USD/CHF trades with mild negative bias around 0.8655 in Friday’s early European session.
Stronger US Retail Sales reinforce bets that the Fed will pursue modest rate cuts next year, which might support the USD.
Any signs of escalating Middle East geopolitical tensions might boost the CHF and cap the pair’s upside.
The USD/CHF pair trades with mild losses near 0.8655 during the early European session on Friday. The increasing bets that the US Federal Reserve (Fed) would cut rates less aggressively might cap the downside for the pair in the near term. Traders will take more cues from the US housing data and Fedspeak later on Friday.
Rising demand for the USD in the backdrop of waning expectations of outsized Fed rate cuts and encouraging US economic data might support the pair. The US Census Bureau revealed on Thursday that US Retail Sales climbed by 0.4% MoM in September versus a 0.1% rise in August, above the market consensus of 0.3%. Additionally, the US Initial Jobless Claims for the week ending October 11 increased to 241,000. The figure came in below the consensus and the previous week's of 260,000 (revised from 258,000).

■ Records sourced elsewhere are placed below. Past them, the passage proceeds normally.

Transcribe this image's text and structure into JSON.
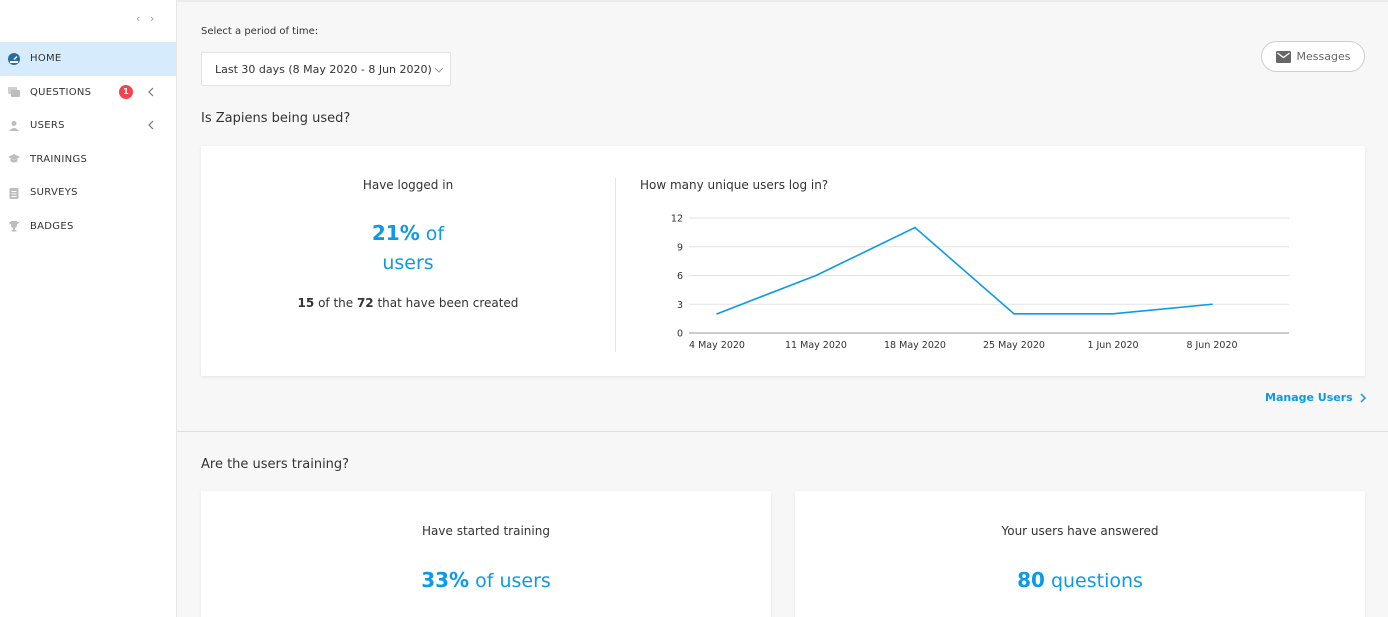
{
  "sidebar": {
    "items": [
      {
        "label": "HOME",
        "icon": "dashboard-icon",
        "active": true
      },
      {
        "label": "QUESTIONS",
        "icon": "questions-icon",
        "badge": "1",
        "chevron": true
      },
      {
        "label": "USERS",
        "icon": "user-icon",
        "chevron": true
      },
      {
        "label": "TRAININGS",
        "icon": "graduation-cap-icon"
      },
      {
        "label": "SURVEYS",
        "icon": "clipboard-icon"
      },
      {
        "label": "BADGES",
        "icon": "trophy-icon"
      }
    ]
  },
  "header": {
    "period_label": "Select a period of time:",
    "period_value": "Last 30 days (8 May 2020 - 8 Jun 2020)",
    "messages_label": "Messages"
  },
  "usage": {
    "title": "Is Zapiens being used?",
    "logged_label": "Have logged in",
    "logged_percent": "21%",
    "logged_of": " of",
    "logged_users": "users",
    "logged_count": "15",
    "logged_of_the": " of the ",
    "logged_total": "72",
    "logged_suffix": " that have been created",
    "chart_title": "How many unique users log in?",
    "manage_label": "Manage Users"
  },
  "chart_data": {
    "type": "line",
    "categories": [
      "4 May 2020",
      "11 May 2020",
      "18 May 2020",
      "25 May 2020",
      "1 Jun 2020",
      "8 Jun 2020"
    ],
    "series": [
      {
        "values": [
          2,
          6,
          11,
          2,
          2,
          3
        ]
      }
    ],
    "yticks": [
      0,
      3,
      6,
      9,
      12
    ],
    "ylim": [
      0,
      12
    ],
    "color": "#0b9ae8",
    "grid": true
  },
  "training": {
    "title": "Are the users training?",
    "started_label": "Have started training",
    "started_percent": "33%",
    "started_suffix": " of users",
    "answered_label": "Your users have answered",
    "answered_count": "80",
    "answered_suffix": " questions"
  }
}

Meanwhile, the US Dollar Index (DXY), which measures the greenback against six major rivals, currently trades near the highest level since August 2 around 103.65.
Goldman Sachs analysts said on Wednesday that they expect the Fed to cut consecutive 25 basis points (bps) from November 2024 through June 2025 as fears of a potential US recession ease, per the Economic Times. According to the CME Fed Watch Tool, money markets are now pricing a 90.3% probability of a 25bps rate reduction next month.